Ti ringrazio per il chiarimento. Il punto è che in nessuno dei miei due PC, o meglio in nessuno dei due xorg.conf ho l'opzione "NoLogo" definita. Quindi per questo mi chiedevo se ci fosse qualcosa di strano.

----------

## table

 *fbcyborg wrote:*   

> Ti ringrazio per il chiarimento. Il punto è che in nessuno dei miei due PC, o meglio in nessuno dei due xorg.conf ho l'opzione "NoLogo" definita. Quindi per questo mi chiedevo se ci fosse qualcosa di strano.

 

Magari (ma non ne sono certo visto che non ho nvidia ma l'avevo in passato) con gli ultimi driver nvidia hanno disabilitato il logo per default?

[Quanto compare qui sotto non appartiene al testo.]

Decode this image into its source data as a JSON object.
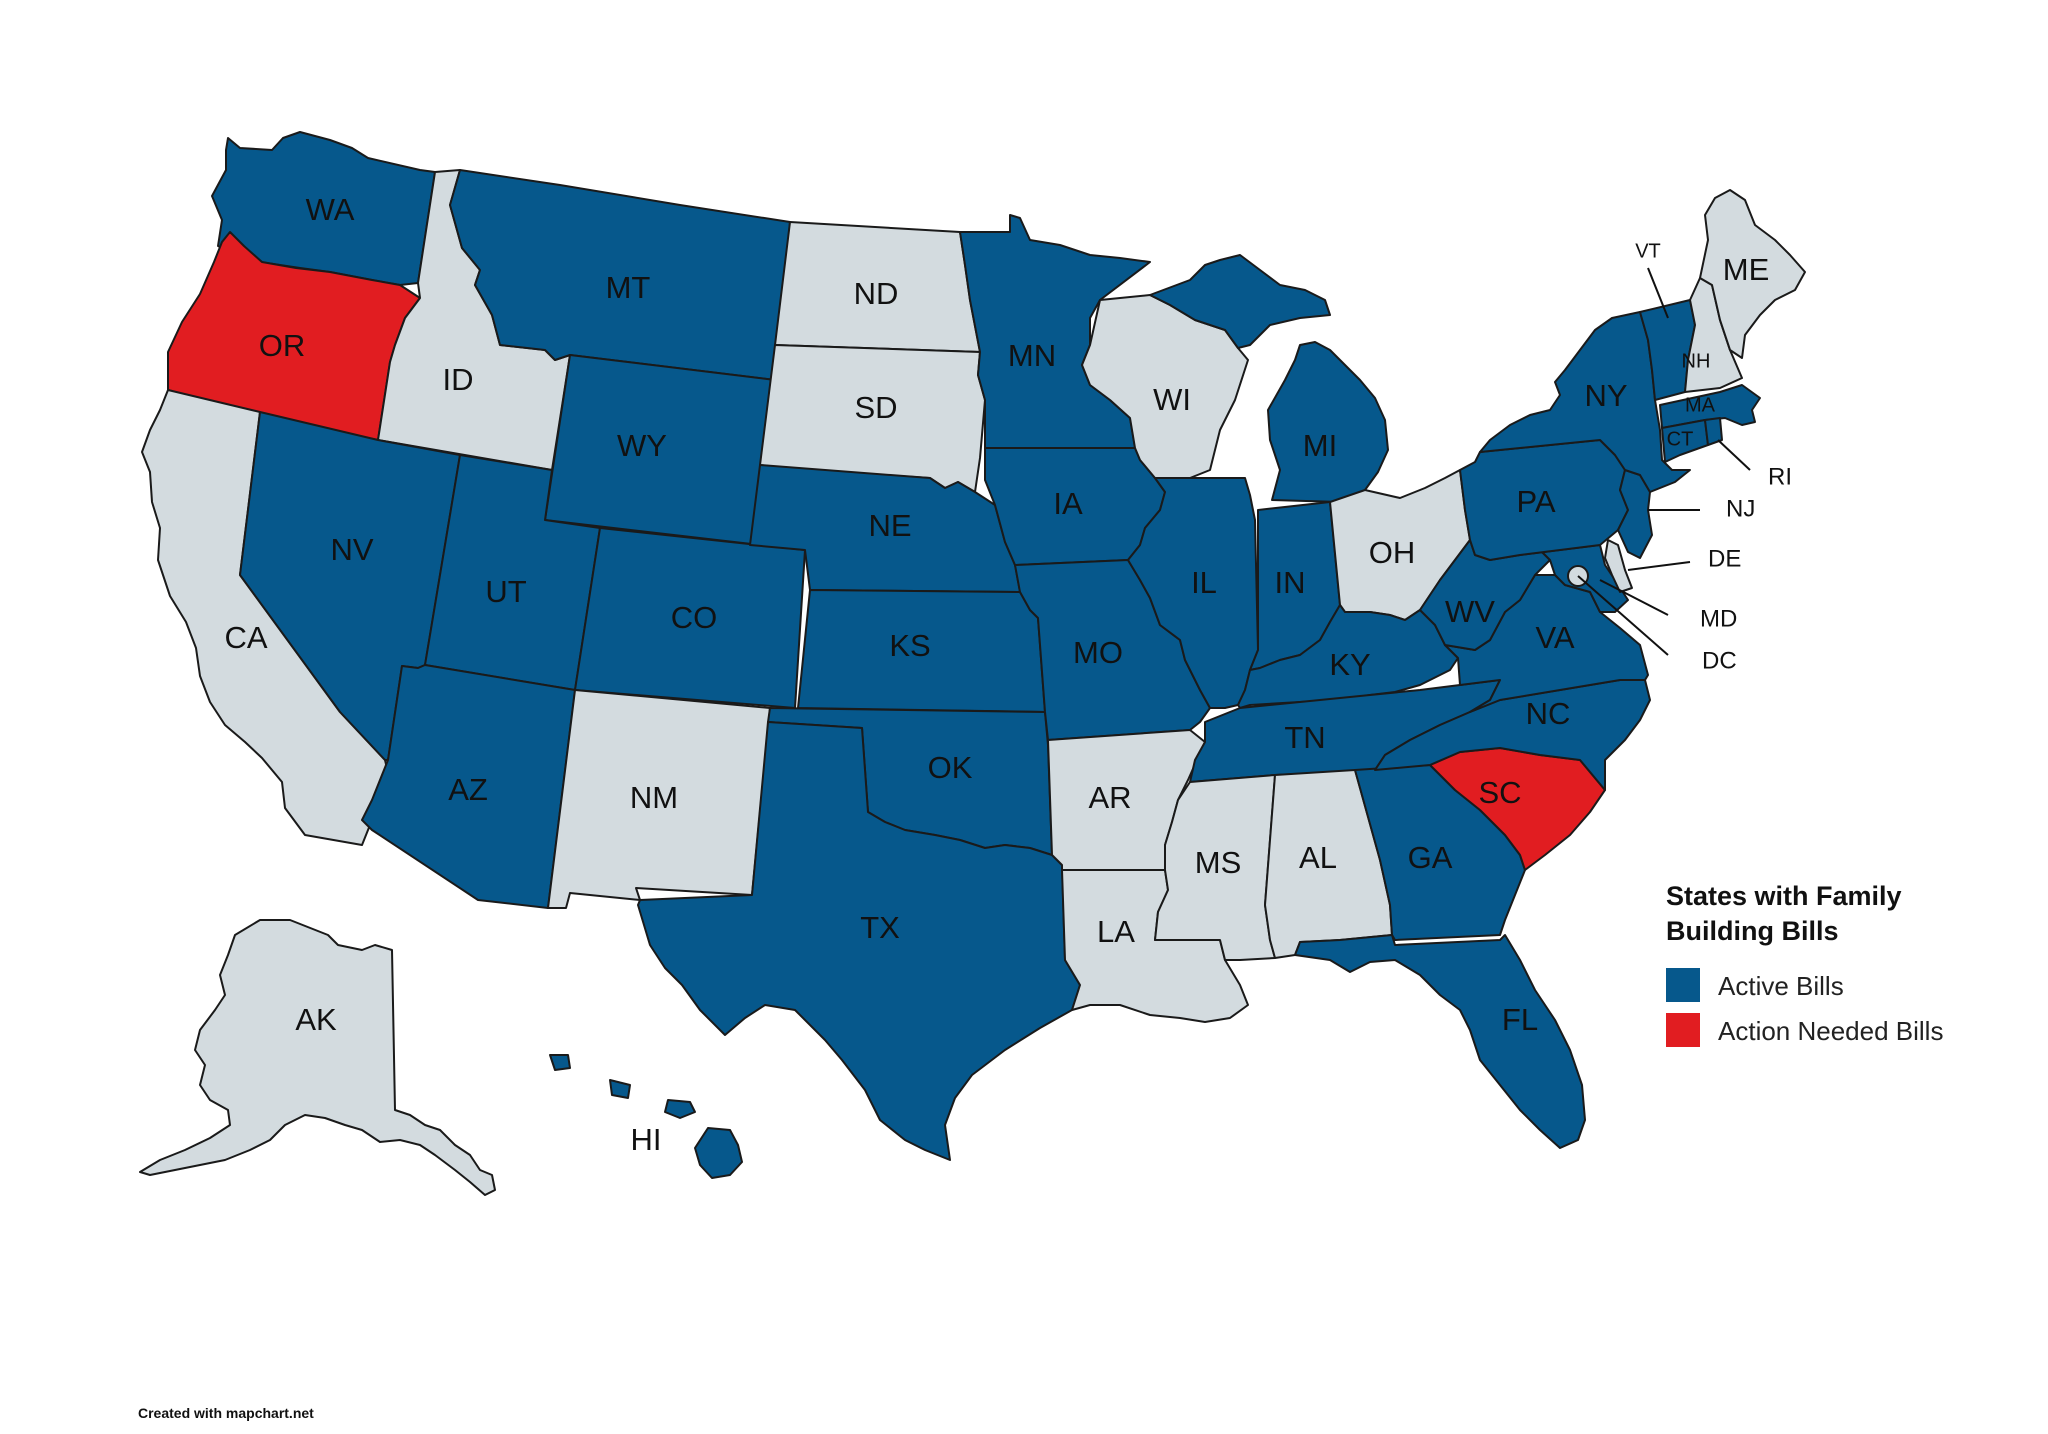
{
  "legend": {
    "title_line1": "States with Family",
    "title_line2": "Building Bills",
    "items": [
      {
        "label": "Active Bills",
        "color": "#06588c"
      },
      {
        "label": "Action Needed Bills",
        "color": "#e11d21"
      }
    ]
  },
  "colors": {
    "active": "#06588c",
    "action": "#e11d21",
    "none": "#d3dbdf"
  },
  "credit": "Created with mapchart.net",
  "states": {
    "WA": {
      "label": "WA",
      "status": "active"
    },
    "OR": {
      "label": "OR",
      "status": "action"
    },
    "CA": {
      "label": "CA",
      "status": "none"
    },
    "ID": {
      "label": "ID",
      "status": "none"
    },
    "NV": {
      "label": "NV",
      "status": "active"
    },
    "MT": {
      "label": "MT",
      "status": "active"
    },
    "WY": {
      "label": "WY",
      "status": "active"
    },
    "UT": {
      "label": "UT",
      "status": "active"
    },
    "AZ": {
      "label": "AZ",
      "status": "active"
    },
    "CO": {
      "label": "CO",
      "status": "active"
    },
    "NM": {
      "label": "NM",
      "status": "none"
    },
    "ND": {
      "label": "ND",
      "status": "none"
    },
    "SD": {
      "label": "SD",
      "status": "none"
    },
    "NE": {
      "label": "NE",
      "status": "active"
    },
    "KS": {
      "label": "KS",
      "status": "active"
    },
    "OK": {
      "label": "OK",
      "status": "active"
    },
    "TX": {
      "label": "TX",
      "status": "active"
    },
    "MN": {
      "label": "MN",
      "status": "active"
    },
    "IA": {
      "label": "IA",
      "status": "active"
    },
    "MO": {
      "label": "MO",
      "status": "active"
    },
    "AR": {
      "label": "AR",
      "status": "none"
    },
    "LA": {
      "label": "LA",
      "status": "none"
    },
    "WI": {
      "label": "WI",
      "status": "none"
    },
    "IL": {
      "label": "IL",
      "status": "active"
    },
    "MI": {
      "label": "MI",
      "status": "active"
    },
    "IN": {
      "label": "IN",
      "status": "active"
    },
    "OH": {
      "label": "OH",
      "status": "none"
    },
    "KY": {
      "label": "KY",
      "status": "active"
    },
    "TN": {
      "label": "TN",
      "status": "active"
    },
    "MS": {
      "label": "MS",
      "status": "none"
    },
    "AL": {
      "label": "AL",
      "status": "none"
    },
    "GA": {
      "label": "GA",
      "status": "active"
    },
    "FL": {
      "label": "FL",
      "status": "active"
    },
    "SC": {
      "label": "SC",
      "status": "action"
    },
    "NC": {
      "label": "NC",
      "status": "active"
    },
    "VA": {
      "label": "VA",
      "status": "active"
    },
    "WV": {
      "label": "WV",
      "status": "active"
    },
    "PA": {
      "label": "PA",
      "status": "active"
    },
    "NY": {
      "label": "NY",
      "status": "active"
    },
    "VT": {
      "label": "VT",
      "status": "active"
    },
    "NH": {
      "label": "NH",
      "status": "none"
    },
    "ME": {
      "label": "ME",
      "status": "none"
    },
    "MA": {
      "label": "MA",
      "status": "active"
    },
    "RI": {
      "label": "RI",
      "status": "active"
    },
    "CT": {
      "label": "CT",
      "status": "active"
    },
    "NJ": {
      "label": "NJ",
      "status": "active"
    },
    "DE": {
      "label": "DE",
      "status": "none"
    },
    "MD": {
      "label": "MD",
      "status": "active"
    },
    "DC": {
      "label": "DC",
      "status": "none"
    },
    "AK": {
      "label": "AK",
      "status": "none"
    },
    "HI": {
      "label": "HI",
      "status": "active"
    }
  }
}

prova a forzarlo con xconfig

----------

## fbcyborg

Non credo, sul notebook e sul fisso ho la stessa versione dei driver e sul fisso, il logo, non lo vedo più già da tempo.

----------

## fbcyborg

Ho scoperto con molta rabbia (per motivi che sono legati ad altri fatti riguardanti il mio monitor) che era per colpa del mio dannato monitor se non vedevo il logo nvidia all'avvio.  :Sad:  In pratica è un monitor che ci mette una vita a proiettare il segnale che gli arriva dalla scheda, e quindi essendo che il logo nvidia rimane visualizzato per pochi attimi, non ce la faceva a visualizzarlo.

Infatti, cambiando monitor è comparso come di norma!

Beh, almeno s'è scoperto il motivo.

----------